For a person without PTSD, common occurrences such as being cut off in traffic or being surprised by a loud sound can trigger what she called the body’s “fight or flight” responses: blood pressure and heart rate rise, and the person experiences a state of hyper awareness necessary to survive a life-or-death situation.
“If you do not have PTSD, you come back down,” Laneri said. “But if you do it over and over, your nervous system is taxed and weakened,” and it is harder to return to a relaxed state. “It’s the wear and tear on the autonomic nervous system. That’s the root cause of post-traumatic stress. If you come back and have a really good support system around you, that certainly helps
Depression and anxiety, two of the calling cards of PTSD, can result in the afflicted person drawing into themselves and away from social interactions. That’s a dangerous move, because it leaves the person alone with their trauma and without the comfort of people who care about them. It’s particularly problematic in rural parts of the country, such as New Hampshire, where there isn’t ready access to support.
Webber, in addition to running PRLI, serves on the steering committee to form the Lakes Region Veterans’ Coalition, part of a VA initiative called Together with Veterans. The goal is to create a network of support for veterans in rural areas, with suicide prevention in mind. It couldn’t come soon enough.
With “Safer at Home” restrictions and social distancing measures in place to prevent the spread of the coronavirus, Carla Taylor, founder of Humble Grunt Work, worries that veterans might be particularly vulnerable in 2020.
“It’s limiting their gathering, it’s limiting the places they go,” Taylor said. Often, veterans form their own informal support groups, she said, meeting with others once a week. Those meetings might not have been happening for months now, she said. “It’s not allowing them to do that freely. If they’ve lost their wife, all they have is those guys that they go to see at the coffee shop.”
“Everything is harder during COVID. It really is. Isolation mixed in with uncertainty, anxiety about ‘Will this ever end?’ It’s a very stressful time,” said Laneri, the psychologist.
Webber added: “In many cases, they don’t have ready access to VA facilities or to mental health care, and they can be isolated. Isolation and a lack of access to mental health care are two of the major drivers of suicide.”

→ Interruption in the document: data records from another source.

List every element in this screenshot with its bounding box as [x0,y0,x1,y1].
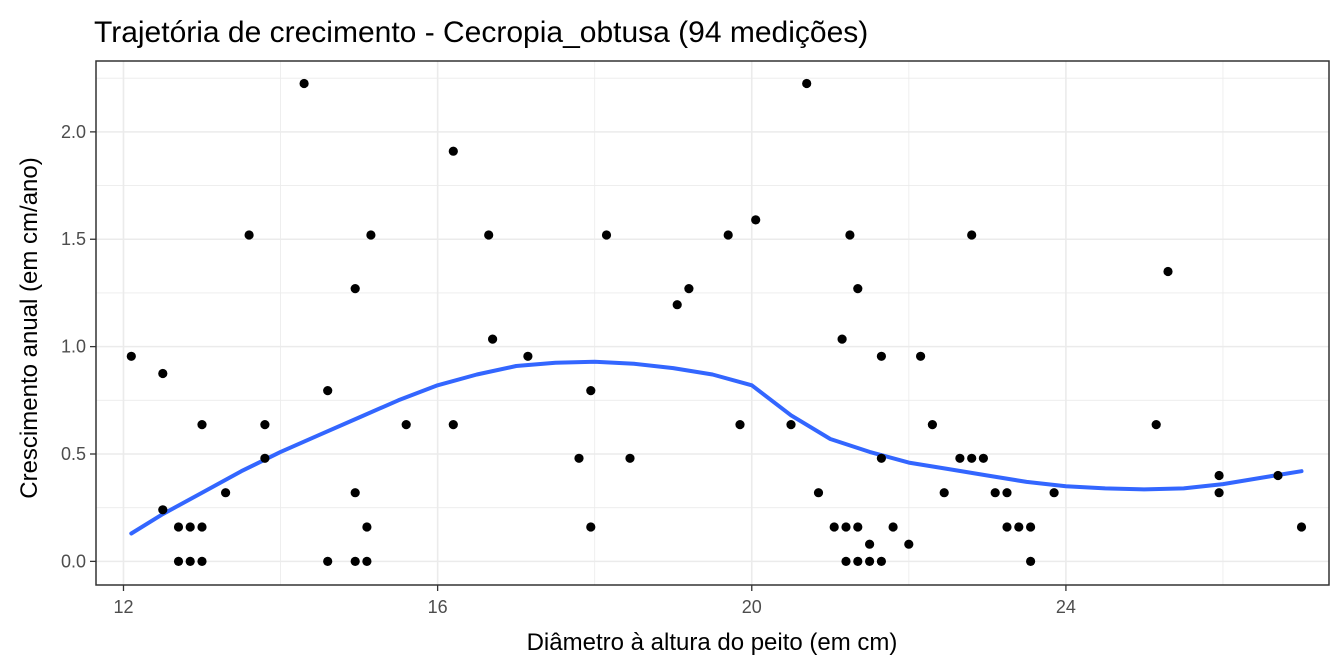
data-point [185,556,195,567]
data-point [158,368,168,379]
data-point [601,230,612,240]
data-point [865,556,875,567]
y-tick-label: 0.0 [61,551,86,571]
minor-gridlines [96,61,1329,585]
data-point [448,146,458,156]
data-point [185,522,195,532]
chart-title: Trajetória de crecimento - Cecropia_obtu… [94,16,868,49]
x-tick-label: 12 [113,597,133,617]
data-point [1296,522,1307,532]
data-point [323,386,333,396]
data-point [299,78,309,89]
data-point [955,453,965,463]
data-point [1214,470,1224,481]
data-point [841,556,851,567]
data-point [1273,470,1283,481]
data-point [723,230,733,240]
data-point [735,420,745,430]
x-axis-ticks: 12 16 20 24 [113,585,1076,617]
y-tick-label: 0.5 [61,444,86,464]
data-point [260,420,270,430]
data-point [1002,488,1012,498]
y-tick-label: 1.0 [61,337,86,357]
x-tick-label: 24 [1056,597,1076,617]
data-point [990,488,1000,498]
data-point [625,453,635,463]
data-point [126,351,136,361]
data-point [484,230,494,240]
y-axis-ticks: 0.0 0.5 1.0 1.5 2.0 [61,122,96,571]
data-point [197,556,207,567]
data-point [1026,556,1036,567]
data-point [1214,488,1224,498]
data-point [362,522,372,532]
data-point [350,556,360,567]
data-point [876,453,887,463]
data-point [448,420,458,430]
data-point [366,230,376,240]
data-point [853,284,863,294]
x-tick-label: 20 [742,597,762,617]
x-tick-label: 16 [428,597,448,617]
data-point [978,453,989,463]
data-point [1014,522,1024,532]
data-point [173,556,184,567]
data-point [865,539,875,549]
y-tick-label: 1.5 [61,229,86,249]
data-point [751,215,761,225]
data-point [829,522,839,532]
data-point [221,488,231,498]
data-point [813,488,824,498]
data-point [967,230,977,240]
data-point [586,386,596,396]
data-point [523,351,533,361]
data-point [684,284,694,294]
data-point [401,420,411,430]
data-point [888,522,898,532]
data-point [586,522,596,532]
data-point [967,453,977,463]
data-point [876,351,887,361]
data-point [362,556,372,567]
data-point [197,420,207,430]
data-point [173,522,184,532]
data-point [916,351,926,361]
plot-panel [96,61,1329,585]
data-point [350,284,360,294]
data-point [197,522,207,532]
data-point [574,453,584,463]
data-point [323,556,333,567]
data-point [260,453,270,463]
y-tick-label: 2.0 [61,122,86,142]
data-point [853,522,863,532]
x-axis-title: Diâmetro à altura do peito (em cm) [527,629,898,656]
data-point [845,230,855,240]
data-point [488,334,498,344]
data-point [841,522,851,532]
data-point [1151,420,1161,430]
major-gridlines [96,61,1329,585]
data-point [350,488,360,498]
y-axis-title: Crescimento anual (em cm/ano) [16,157,43,498]
panel-border [95,60,1330,586]
data-point [904,539,914,549]
data-point [1002,522,1012,532]
data-point [1163,266,1173,277]
data-point [1026,522,1036,532]
data-point [939,488,949,498]
data-point [158,505,168,515]
data-point [876,556,887,567]
data-point [672,300,682,310]
data-point [927,420,938,430]
data-point [837,334,847,344]
data-point [853,556,863,567]
smooth-trend-line [129,359,1304,536]
data-points [126,78,1307,567]
data-point [244,230,254,240]
data-point [802,78,812,89]
data-point [1049,488,1059,498]
data-point [786,420,796,430]
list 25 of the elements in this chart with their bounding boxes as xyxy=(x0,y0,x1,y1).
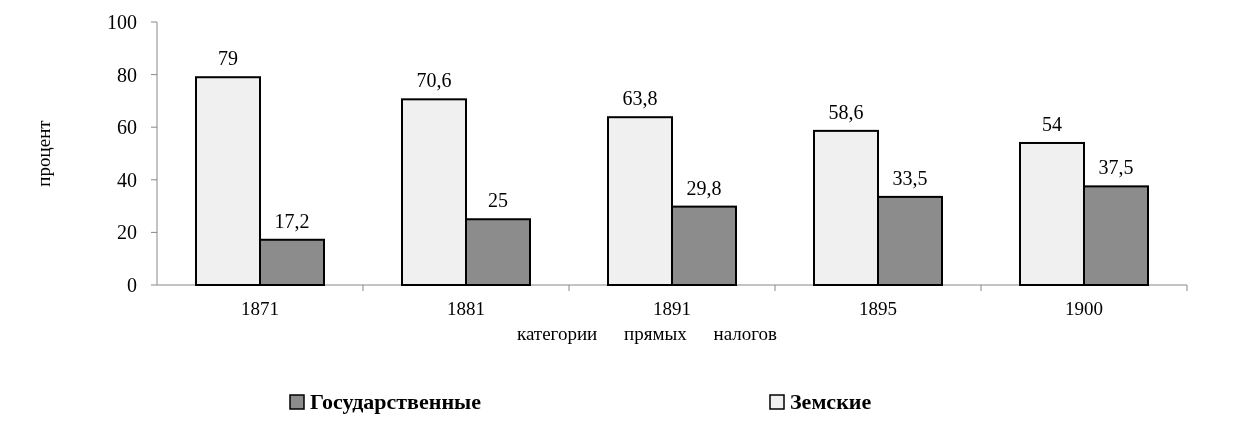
x-axis-title: категории прямых налогов xyxy=(516,323,778,344)
legend-label: Земские xyxy=(790,389,872,414)
y-tick-label: 60 xyxy=(117,116,137,139)
data-label: 29,8 xyxy=(686,176,722,199)
data-label: 79 xyxy=(218,47,238,70)
data-label: 33,5 xyxy=(892,166,928,189)
y-tick-label: 100 xyxy=(107,11,137,33)
x-tick-label: 1871 xyxy=(241,298,279,319)
y-tick-label: 0 xyxy=(127,274,137,296)
data-label: 63,8 xyxy=(622,87,658,110)
x-tick-label: 1895 xyxy=(859,298,897,319)
x-tick-label: 1881 xyxy=(447,298,485,319)
data-label: 17,2 xyxy=(274,209,310,232)
legend-label: Государственные xyxy=(310,389,482,414)
data-label: 54 xyxy=(1042,112,1062,135)
data-label: 37,5 xyxy=(1098,156,1134,179)
y-tick-label: 80 xyxy=(117,63,137,86)
x-tick-label: 1891 xyxy=(653,298,691,319)
y-tick-label: 20 xyxy=(117,221,137,244)
x-tick-label: 1900 xyxy=(1065,298,1103,319)
data-label: 25 xyxy=(488,189,508,212)
data-label: 70,6 xyxy=(416,69,452,92)
y-tick-label: 40 xyxy=(117,168,137,191)
y-axis-title: процент xyxy=(33,119,54,187)
data-label: 58,6 xyxy=(828,100,864,123)
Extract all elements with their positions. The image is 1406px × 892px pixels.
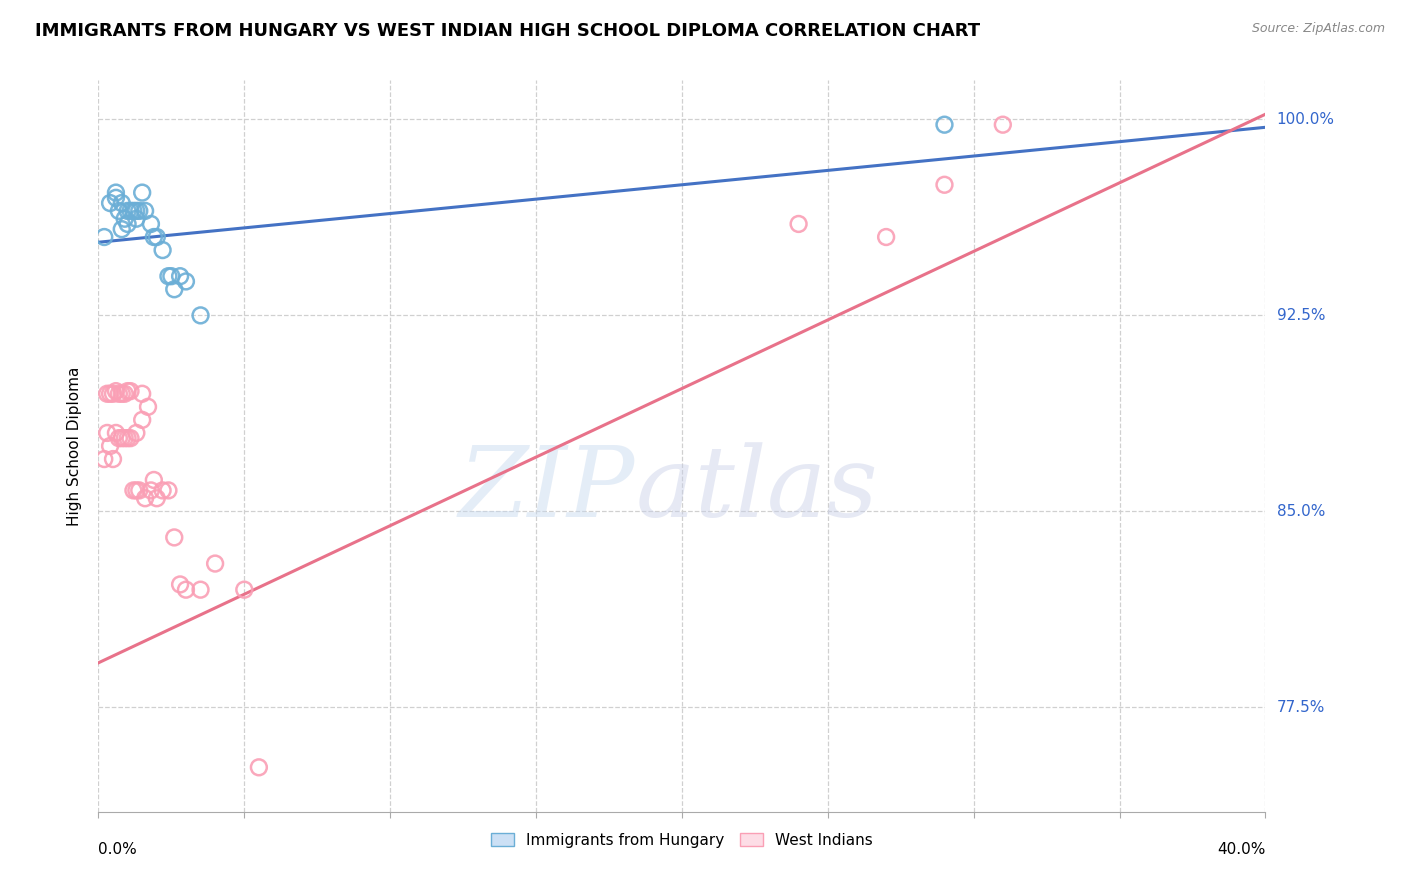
Point [125, 211, 148, 226]
Point [146, 230, 169, 244]
Text: ZIP: ZIP [458, 442, 636, 538]
Point [101, 386, 124, 401]
Point [787, 217, 810, 231]
Point [163, 282, 186, 296]
Point [146, 491, 169, 506]
Point [117, 217, 139, 231]
Point [114, 211, 136, 226]
Point [101, 452, 124, 467]
Point [125, 483, 148, 498]
Point [98, 439, 121, 453]
Text: 100.0%: 100.0% [1277, 112, 1334, 127]
Text: atlas: atlas [636, 442, 877, 538]
Point [136, 400, 159, 414]
Point [174, 275, 197, 289]
Point [117, 203, 139, 218]
Point [98, 196, 121, 211]
Point [93, 230, 115, 244]
Point [120, 203, 142, 218]
Point [120, 384, 142, 399]
Point [120, 431, 142, 445]
Point [122, 203, 145, 218]
Point [117, 384, 139, 399]
Point [875, 230, 897, 244]
Point [111, 386, 134, 401]
Point [93, 452, 115, 467]
Point [991, 118, 1014, 132]
Point [233, 582, 256, 597]
Point [96, 386, 118, 401]
Point [190, 309, 212, 323]
Point [247, 760, 270, 774]
Point [131, 186, 153, 200]
Point [104, 191, 127, 205]
Point [96, 425, 118, 440]
Point [139, 217, 162, 231]
Point [114, 431, 136, 445]
Text: 92.5%: 92.5% [1277, 308, 1324, 323]
Point [131, 386, 153, 401]
Legend: Immigrants from Hungary, West Indians: Immigrants from Hungary, West Indians [484, 825, 880, 855]
Y-axis label: High School Diploma: High School Diploma [67, 367, 83, 525]
Point [111, 222, 134, 236]
Point [142, 473, 165, 487]
Point [104, 186, 127, 200]
Point [134, 203, 156, 218]
Point [108, 431, 131, 445]
Point [128, 483, 150, 498]
Point [122, 483, 145, 498]
Point [934, 178, 956, 192]
Point [139, 483, 162, 498]
Point [160, 269, 183, 284]
Point [190, 582, 212, 597]
Point [169, 269, 191, 284]
Point [134, 491, 156, 506]
Point [163, 531, 186, 545]
Point [125, 425, 148, 440]
Point [98, 386, 121, 401]
Text: 0.0%: 0.0% [98, 842, 138, 857]
Point [125, 203, 148, 218]
Point [157, 269, 180, 284]
Point [934, 118, 956, 132]
Text: Source: ZipAtlas.com: Source: ZipAtlas.com [1251, 22, 1385, 36]
Point [169, 577, 191, 591]
Point [108, 203, 131, 218]
Point [104, 384, 127, 399]
Point [104, 425, 127, 440]
Point [131, 413, 153, 427]
Point [152, 483, 174, 498]
Point [111, 431, 134, 445]
Point [174, 582, 197, 597]
Point [204, 557, 226, 571]
Point [152, 243, 174, 257]
Point [142, 230, 165, 244]
Point [111, 196, 134, 211]
Point [117, 431, 139, 445]
Text: IMMIGRANTS FROM HUNGARY VS WEST INDIAN HIGH SCHOOL DIPLOMA CORRELATION CHART: IMMIGRANTS FROM HUNGARY VS WEST INDIAN H… [35, 22, 980, 40]
Point [108, 386, 131, 401]
Point [114, 386, 136, 401]
Point [128, 203, 150, 218]
Text: 77.5%: 77.5% [1277, 699, 1324, 714]
Text: 85.0%: 85.0% [1277, 504, 1324, 519]
Text: 40.0%: 40.0% [1218, 842, 1265, 857]
Point [157, 483, 180, 498]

A third is a feeling of low self-worth, something that Webber said he has encountered at times during the more than 60 retreats his organization has led. “I remember at least one or two of the veterans saying, ‘I didn’t think I deserved help.’”
Chadd’s death was “shocking,” Heidi said, but considering how long he had suffered, “it wasn’t out of the blue, because he had been unwell for so long.”
She said that she wished there had been more support for him, especially immediately after his deployment. Veterans should be told what to expect about re-integrating into society, and told how to look after their emotional and mental well-being, she added.
“If I had one more chance to talk to Chadd, I would make sure that he knew that I love him and supported him as best as I could, and that love will never change, no matter what happens in our life or his life or the outcome of the situation,” Heidi said.